Saturday, December 19, 2015

It's all in the grip

there is an unseeable vital force in the universe.
the unseeable can be experienced, but it cannot be known;  
the unseeable cannot be known, but it can be grasped
    (in all kinds of different ways, most of which we can't imagine from here,
    with the language-practice we have here now, with its particular blind zones).
In being grasped in particular ways, the unseeable vital force can potentially be tapped –
     depending on the grasp, energies can be conjured and put to use.
But there's no one right or ultimate 'grasp'.
There's just grasps of different sorts, yielding different results in practice.
(How one feels about the results will presumably determine whether you think some grasps are 'better' than others or not.)


Friday, May 1, 2015

The thugs are us, America. Why can't you see that?

When a society marginalizes and demonizes a segment of its population, and basically leaves it to rot at the bottom of the heap, is it any surprise that once in while, some of those people will respond by saying, "Fuck you!" and grabbing some lawless profit, some loot, in a carnival of violent redistribution? I'm surprised it doesn't happen more often. People are making a big deal of the characterization of the Baltimore rioters and looters as "thugs." But being that we're talking about inner city Baltimore, and assuming inner city Baltimore is akin to the inner city Southern California I'm familiar with, some percentage of the rioters and looters surely were "thugs" in the sense of inner city gang member type "criminal toughs," people willing to use force or the threat of force to their advantage. Some of the rioters and looters might proudly identify as thugs – some gang members do. Anyway, rather than talk about the word I want to talk about the people. Inner city gang members and "thugs" are a half-rung above prisoners in the social hierarchy. Apart from going to prison, they have nothing to lose. Why wouldn't they take advantage of a period of lawlessness to grab some loot? They're not claiming to be churchboys. (And of course there are "churchboys" and others growing up in the same neighborhoods who won't grab an opportunity to riot and loot.) But the point is that even if they are thugs, it doesn't justify the ugly us-versus-them attitude expressed by public officials and all the "respectable" media blatherers.

Gang members and thugs in black and Hispanic inner city neighborhoods aren't THE problem, they're OUR problem. THEY'RE US, AMERICA!

We're talking about people who are the current inheritors of our society's continuing legacy of hundreds of years of marginalization and demonization and worse. Think about this: almost every white person in America, if one of us is walking down the street and we see two young black men coming down the sidewalk from the other direction, toward us, we are instinctively 'alerted' to the possibility of a bad experience – it's a tense moment, we are afraid something might happen. (Some would feel apprehension if it was two young white men approaching, but less than if they were black.) Many of us white people feel terrible that we have these 'alerts,' but it is built into us by the society we grew up in; it's programming. And just to be clear, that programming, that 'alert' is a negative, race-based stereotype built into and perpetuated by our society. In other words, it's racism built into and perpetuated by our society. And it's racism built into and perpetuated by our selves. Which is not necessarily an easy thing to confront head-on. 

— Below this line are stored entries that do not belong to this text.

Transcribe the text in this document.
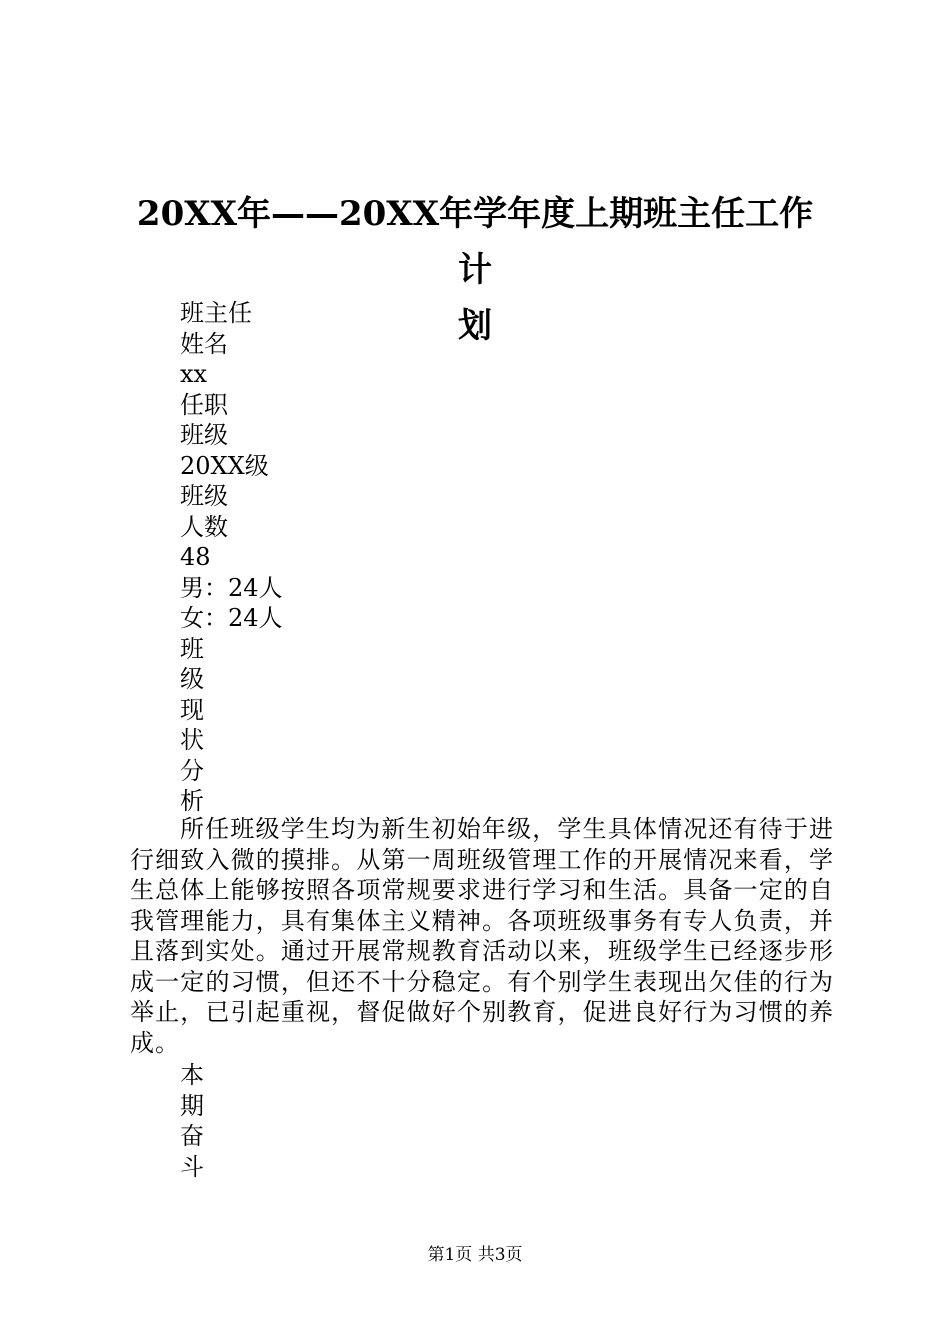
20XX年——20XX年学年度上期班主任工作计
划
班主任
姓名
xx
任职
班级
20XX级
班级
人数
48
男：24人
女：24人
班
级
现
状
分
析

所任班级学生均为新生初始年级，学生具体情况还有待于进行细致入微的摸排。从第一周班级管理工作的开展情况来看，学生总体上能够按照各项常规要求进行学习和生活。具备一定的自我管理能力，具有集体主义精神。各项班级事务有专人负责，并且落到实处。通过开展常规教育活动以来，班级学生已经逐步形成一定的习惯，但还不十分稳定。有个别学生表现出欠佳的行为举止，已引起重视，督促做好个别教育，促进良好行为习惯的养成。

本
期
奋
斗
第1页 共3页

Now if society is doing that to us (the non-black people), try to think about what it's doing to the people being demonized. Some of them, not surprisingly, lash out in violence once in a while. And some of them use violence more often and in pursuit of lawless profit, figuring that when you have nothing else, why not use your unasked-for ability to instill fear in people to your advantage? And of course most crime victimizes the people around them (the other black people in their neighborhoods), but whenever a single black guy uses the fear-instilling stereotype to intimidate or victimize a white person, that white person, having been raised with the built-in fears of this 'type' of person will instinctively attribute the person's acting in accord with the stereotype not to the actual individual who chose to act that way, but to the 'type' – scary black man – that society tells the white person to fear. Unintentional racism is lived through the past and into the future.

To recognize the facts about racism throughout the history of our society, right up to the present, is not a justification or excuse for rioting and looting, but recognizing these facts is necessary to understand what's going on in a deeper way than most white Americans have been willing or able to do up to now. White America needs a kind of deprogramming that includes acknowledging the many moral wrongs of our past and the ways in which those wrongs of the past have persisted through time into now. Meaning now is the time to do something about the many moral wrongs of America's past.